Réponses insuffisantes à éviter

Du côté de certains défenseurs du théisme :

« Pas de morale sans Dieu, point final. » Déclaration doctrinale, pas argument philosophique. Wielenberg présente des arguments philosophiques détaillés qui méritent une réponse philosophique similaire, non un rejet croyant a priori. Même Craig et Plantinga — les plus forts critiques de Wielenberg — traitent ses arguments avec sérieux académique.

« Les athées ne peuvent expliquer pourquoi nous devons être moraux. » Confusion entre niveaux de questionnement. Wielenberg distingue clairement entre l'ontologie morale (qu'est-ce qui rend les actes corrects/incorrects ?) et la motivation morale (pourquoi devons-nous nous en soucier ?). Son argument se concentre sur le premier niveau, et la confusion entre les deux fait perdre le débat.

« C'est juste une reformulation du platonisme ancien. » Réduction trompeuse. Bien que Wielenberg tire profit de l'intuition platonicienne, il développe une version contemporaine sophistiquée qui traite de problèmes qu'Platon n'a pas affrontés, spécialement la question de la relation causale entre faits moraux et monde naturel.
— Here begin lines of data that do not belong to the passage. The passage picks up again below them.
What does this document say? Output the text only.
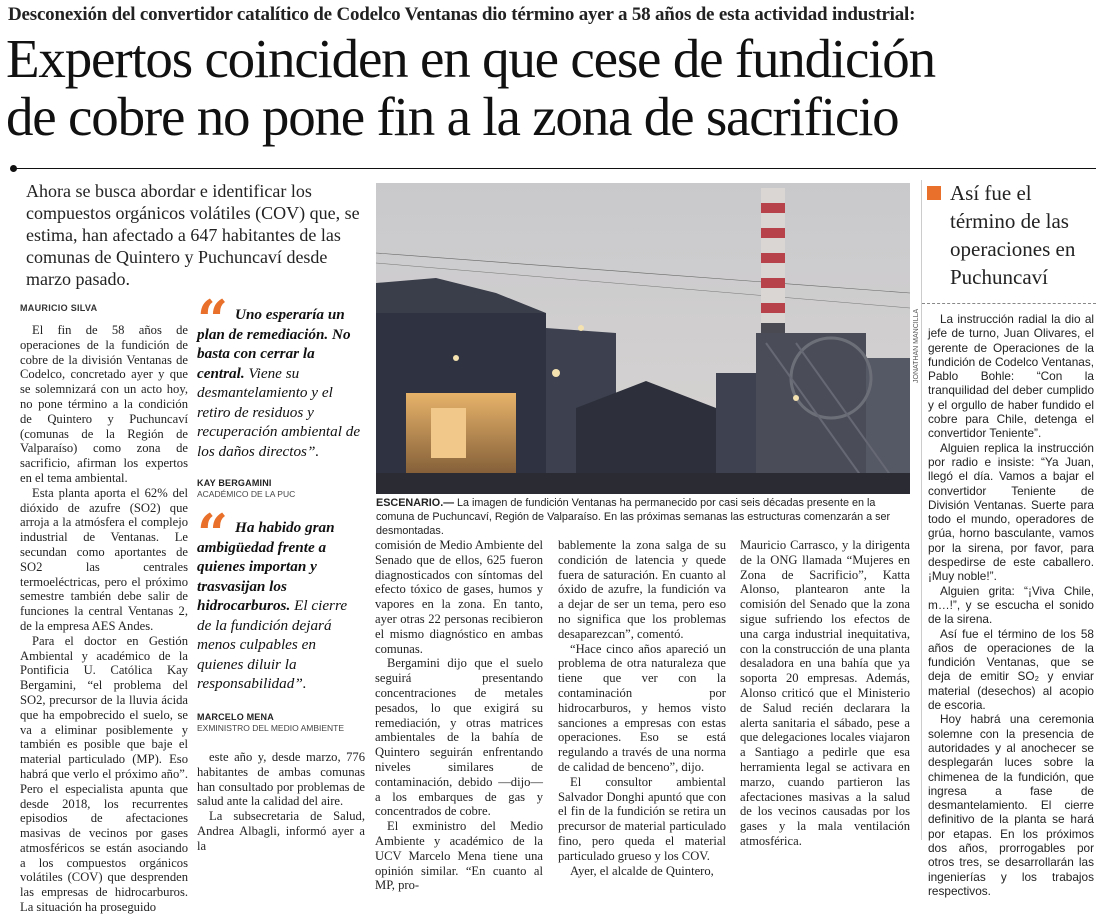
Desconexión del convertidor catalítico de Codelco Ventanas dio término ayer a 58 años de esta actividad industrial:
Expertos coinciden en que cese de fundición
de cobre no pone fin a la zona de sacrificio
Ahora se busca abordar e identificar los compuestos orgánicos volátiles (COV) que, se estima, han afectado a 647 habitantes de las comunas de Quintero y Puchuncaví desde marzo pasado.
MAURICIO SILVA

El fin de 58 años de operaciones de la fundición de cobre de la división Ventanas de Codelco, concretado ayer y que se solemnizará con un acto hoy, no pone término a la condición de Quintero y Puchuncaví (comunas de la Región de Valparaíso) como zona de sacrificio, afirman los expertos en el tema ambiental.

Esta planta aporta el 62% del dióxido de azufre (SO2) que arroja a la atmósfera el complejo industrial de Ventanas. Le secundan como aportantes de SO2 las centrales termoeléctricas, pero el próximo semestre también debe salir de funciones la central Ventanas 2, de la empresa AES Andes.

Para el doctor en Gestión Ambiental y académico de la Pontificia U. Católica Kay Bergamini, “el problema del SO2, precursor de la lluvia ácida que ha empobrecido el suelo, se va a eliminar posiblemente y también es posible que baje el material particulado (MP). Eso habrá que verlo el próximo año”. Pero el especialista apunta que desde 2018, los recurrentes episodios de afectaciones masivas de vecinos por gases atmosféricos se están asociando a los compuestos orgánicos volátiles (COV) que desprenden las empresas de hidrocarburos. La situación ha proseguido

“ Uno esperaría un plan de remediación. No basta con cerrar la central. Viene su desmantelamiento y el retiro de residuos y recuperación ambiental de los daños directos”.
KAY BERGAMINI
ACADÉMICO DE LA PUC
“ Ha habido gran ambigüedad frente a quienes importan y trasvasijan los hidrocarburos. El cierre de la fundición dejará menos culpables en quienes diluir la responsabilidad”.
MARCELO MENA
EXMINISTRO DEL MEDIO AMBIENTE

este año y, desde marzo, 776 habitantes de ambas comunas han consultado por problemas de salud ante la calidad del aire.

La subsecretaria de Salud, Andrea Albagli, informó ayer a la

JONATHAN MANCILLA
ESCENARIO.— La imagen de fundición Ventanas ha permanecido por casi seis décadas presente en la comuna de Puchuncaví, Región de Valparaíso. En las próximas semanas las estructuras comenzarán a ser desmontadas.

comisión de Medio Ambiente del Senado que de ellos, 625 fueron diagnosticados con síntomas del efecto tóxico de gases, humos y vapores en la zona. En tanto, ayer otras 22 personas recibieron el mismo diagnóstico en ambas comunas.

Bergamini dijo que el suelo seguirá presentando concentraciones de metales pesados, lo que exigirá su remediación, y otras matrices ambientales de la bahía de Quintero seguirán enfrentando niveles similares de contaminación, debido —dijo— a los embarques de gas y concentrados de cobre.

El exministro del Medio Ambiente y académico de la UCV Marcelo Mena tiene una opinión similar. “En cuanto al MP, pro-

bablemente la zona salga de su condición de latencia y quede fuera de saturación. En cuanto al óxido de azufre, la fundición va a dejar de ser un tema, pero eso no significa que los problemas desaparezcan”, comentó.

“Hace cinco años apareció un problema de otra naturaleza que tiene que ver con la contaminación por hidrocarburos, y hemos visto sanciones a empresas con estas operaciones. Eso se está regulando a través de una norma de calidad de benceno”, dijo.

El consultor ambiental Salvador Donghi apuntó que con el fin de la fundición se retira un precursor de material particulado fino, pero queda el material particulado grueso y los COV.

Ayer, el alcalde de Quintero,

Mauricio Carrasco, y la dirigenta de la ONG llamada “Mujeres en Zona de Sacrificio”, Katta Alonso, plantearon ante la comisión del Senado que la zona sigue sufriendo los efectos de una carga industrial inequitativa, con la construcción de una planta desaladora en una bahía que ya soporta 20 empresas. Además, Alonso criticó que el Ministerio de Salud recién declarara la alerta sanitaria el sábado, pese a que delegaciones locales viajaron a Santiago a pedirle que esa herramienta legal se activara en marzo, cuando partieron las afectaciones masivas a la salud de los vecinos causadas por los gases y la mala ventilación atmosférica.

Así fue el término de las operaciones en Puchuncaví

La instrucción radial la dio al jefe de turno, Juan Olivares, el gerente de Operaciones de la fundición de Codelco Ventanas, Pablo Bohle: “Con la tranquilidad del deber cumplido y el orgullo de haber fundido el cobre para Chile, detenga el convertidor Teniente”.

Alguien replica la instrucción por radio e insiste: “Ya Juan, llegó el día. Vamos a bajar el convertidor Teniente de División Ventanas. Suerte para todo el mundo, operadores de grúa, horno basculante, vamos por la sirena, por favor, para despedirse de este caballero. ¡Muy noble!”.

Alguien grita: “¡Viva Chile, m…!”, y se escucha el sonido de la sirena.

Así fue el término de los 58 años de operaciones de la fundición Ventanas, que se deja de emitir SO₂ y enviar material (desechos) al acopio de escoria.

Hoy habrá una ceremonia solemne con la presencia de autoridades y al anochecer se desplegarán luces sobre la chimenea de la fundición, que ingresa a fase de desmantelamiento. El cierre definitivo de la planta se hará por etapas. En los próximos dos años, prorrogables por otros tres, se desarrollarán las ingenierías y los trabajos respectivos.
Du côté de certains naturalistes :

« Wielenberg prouve définitivement que la morale n'a pas besoin de Dieu. » Exagération. Wielenberg lui-même est plus modeste, prétendant seulement qu'il offre une « option défendable » (defensible option) pour le réalisme moral athée, non une preuve décisive.

« Les faits moraux sont exactement comme les faits mathématiques. » Simplification excessive de la position de Wielenberg. Il utilise l'analogie avec les mathématiques pour clarifier comment des faits non naturels peuvent être objectifs, mais il reconnaît des différences importantes entre les domaines, spécialement dans la question de la connaissance morale.

Pourquoi ces réponses sont insuffisantes

Elles échouent à traiter la complexité philosophique de la position de Wielenberg. Son projet n'est pas simplement « nier le rôle de Dieu en morale », mais une tentative de construire une théorie métaphysique intégrée de la morale objective dans un cadre naturaliste, en traitant sérieusement les problèmes connus.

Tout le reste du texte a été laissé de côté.